La bombe de Turing

Chapitre: XI. Enigma Prérequis: -

Les machines qui sont à la disposition des belligérants au début de la Seconde Guerre mondiale semblent de nature à bien protéger les communications militaires. Les états-majors allemands n'en doutent pas. Ils ont tort cependant.
Dès 1933 et jusqu'au début de la guerre, grâce aux renseignements recueillis par un militaire français (Gustave Bertrand) et au travail de trois mathématiciens polonais (Marian Rejewski, Jerzy Rózicki et Henryk Zygalski), le "Polski Biuro Szyfrów" sait décrypter les messages allemands, chiffrés avec la machine Enigma, exploitant une faille dans la procédure de début de transmission. En effet, avant le message chiffré proprement dit, l'opérateur allemand choisissait au hasard les trois lettres d'une clef de message (par exemple BWE) qu'il saisissait deux fois (BWEBWE). Il notait le résultat chiffré (par exemple TCKJMY) et repositionnait les trois rotors sur BWE; il frappait ensuite le reste du message. Le début du message commençait par TCKJMY. Cette caractéristique des six premières lettres a permis aux Polonais d'attaquer Enigma.


Marian Rejewski

Jerzy Rózicki

Henryk Zygalski

Cette procédure est ultérieurement modifiée, et l'Enigma retrouve pour un temps ses défenses. Les Polonais décident, en 1939, devant l'imminence de l'invasion allemande, d'exposer leurs travaux aux Anglais et aux Français médusés par les résultats obtenus.

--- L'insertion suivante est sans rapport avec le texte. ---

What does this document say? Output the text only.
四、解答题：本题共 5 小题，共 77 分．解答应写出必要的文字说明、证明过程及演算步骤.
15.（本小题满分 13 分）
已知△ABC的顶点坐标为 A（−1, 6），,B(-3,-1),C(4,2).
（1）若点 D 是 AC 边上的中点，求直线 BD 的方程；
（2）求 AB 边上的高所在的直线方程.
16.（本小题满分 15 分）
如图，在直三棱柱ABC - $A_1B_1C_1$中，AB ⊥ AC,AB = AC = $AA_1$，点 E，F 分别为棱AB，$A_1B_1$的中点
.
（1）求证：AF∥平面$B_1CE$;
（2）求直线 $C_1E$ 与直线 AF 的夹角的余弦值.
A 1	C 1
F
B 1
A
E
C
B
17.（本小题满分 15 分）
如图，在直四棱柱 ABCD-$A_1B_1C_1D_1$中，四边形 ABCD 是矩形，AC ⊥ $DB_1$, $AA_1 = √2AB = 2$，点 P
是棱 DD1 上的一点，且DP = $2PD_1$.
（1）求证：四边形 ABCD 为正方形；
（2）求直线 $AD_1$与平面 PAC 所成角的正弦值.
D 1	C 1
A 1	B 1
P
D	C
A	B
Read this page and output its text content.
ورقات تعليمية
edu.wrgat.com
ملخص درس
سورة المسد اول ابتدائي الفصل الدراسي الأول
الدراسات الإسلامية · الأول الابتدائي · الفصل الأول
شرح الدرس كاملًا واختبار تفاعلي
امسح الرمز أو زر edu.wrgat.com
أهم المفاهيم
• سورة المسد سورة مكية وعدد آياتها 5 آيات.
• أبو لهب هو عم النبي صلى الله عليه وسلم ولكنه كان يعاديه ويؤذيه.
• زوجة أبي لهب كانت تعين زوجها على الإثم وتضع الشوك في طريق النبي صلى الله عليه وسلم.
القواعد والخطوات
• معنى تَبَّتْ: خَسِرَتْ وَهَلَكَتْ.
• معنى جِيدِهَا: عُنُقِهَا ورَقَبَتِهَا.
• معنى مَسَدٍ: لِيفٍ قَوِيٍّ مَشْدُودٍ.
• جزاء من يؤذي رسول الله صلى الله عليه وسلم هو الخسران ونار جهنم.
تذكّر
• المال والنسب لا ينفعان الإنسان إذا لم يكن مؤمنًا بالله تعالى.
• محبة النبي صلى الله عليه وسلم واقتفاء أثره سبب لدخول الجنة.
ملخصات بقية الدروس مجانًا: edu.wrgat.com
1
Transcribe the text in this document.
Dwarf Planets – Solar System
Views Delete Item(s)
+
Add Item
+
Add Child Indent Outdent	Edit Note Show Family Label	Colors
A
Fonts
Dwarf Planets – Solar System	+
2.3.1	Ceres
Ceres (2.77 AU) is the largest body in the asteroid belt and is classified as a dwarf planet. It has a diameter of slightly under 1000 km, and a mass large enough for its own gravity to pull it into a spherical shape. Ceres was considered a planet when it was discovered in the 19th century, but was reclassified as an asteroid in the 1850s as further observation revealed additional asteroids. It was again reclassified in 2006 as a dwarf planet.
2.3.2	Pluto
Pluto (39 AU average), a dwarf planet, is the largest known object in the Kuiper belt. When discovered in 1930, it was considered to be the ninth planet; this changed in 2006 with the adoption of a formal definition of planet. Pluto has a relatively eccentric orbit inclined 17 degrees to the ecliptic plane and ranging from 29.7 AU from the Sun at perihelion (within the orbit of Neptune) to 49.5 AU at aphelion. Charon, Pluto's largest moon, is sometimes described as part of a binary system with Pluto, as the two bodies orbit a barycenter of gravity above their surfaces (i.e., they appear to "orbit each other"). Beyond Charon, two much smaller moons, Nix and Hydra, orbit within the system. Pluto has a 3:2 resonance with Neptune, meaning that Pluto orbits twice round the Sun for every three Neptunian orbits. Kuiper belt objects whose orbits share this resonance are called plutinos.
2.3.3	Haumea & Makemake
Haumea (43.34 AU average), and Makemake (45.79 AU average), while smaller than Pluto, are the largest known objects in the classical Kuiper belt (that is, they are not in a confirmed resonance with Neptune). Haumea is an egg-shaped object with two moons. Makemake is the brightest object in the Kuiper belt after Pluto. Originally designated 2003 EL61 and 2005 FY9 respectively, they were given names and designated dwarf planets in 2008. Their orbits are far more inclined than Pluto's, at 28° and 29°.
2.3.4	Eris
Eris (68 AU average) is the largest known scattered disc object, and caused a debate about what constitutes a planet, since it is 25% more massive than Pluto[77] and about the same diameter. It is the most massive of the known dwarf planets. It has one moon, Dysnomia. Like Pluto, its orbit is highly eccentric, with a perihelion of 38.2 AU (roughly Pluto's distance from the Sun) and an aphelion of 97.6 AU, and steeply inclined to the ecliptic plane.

Au début des années 1940, les meilleurs spécialistes anglais, dont Alan Turing, furent rassemblés en grand secret à Bletchley Park, où leur tâche principale fut de décrypter les messages allemands. Ils disposaient de moyens énormes - dont de gigantesques machines à calculer fabriquées tout spécialement (les bombes, inspirées des Bombas conçues par l'équipe de cryptanalystes polonaise).


Une bombe de l'US Navy pour une Enigma à 4 rotors

Alan M. Turing
(1912-1954)

Parallèlement à l'activité cryptologique sur Enigma, Turing a aussi contribué à la conception par Newman et ses collaborateurs d'une machine nommée Colossus. Ce premier embryon d'ordinateur autorisera le décryptement des Geheimschreibers SZ 40/42 du haut commandement allemand. Colossus est ainsi le premier ordinateur, avant le célèbre ENIAC.


Les bombes ont été construites pour retrouver le réglage de la machine Enigma. L'idée était de deviner certains mots du message et de voir si l'on pouvait faire correspondre une partie du cryptogramme avec ce mot probable (crib en anglais). Par exemple, le Allemands envoyaient souvent des prévisions météorologiques chiffrées avec Enigma; on pouvait donc essayer les mots "nuages", "pluie", etc. L'applet ci-dessous vous donnera une petite idée du fonctionnement (la machine Enigma que l'on cherche à casser n'est malheureusement pas du même type que celle vue auparavant).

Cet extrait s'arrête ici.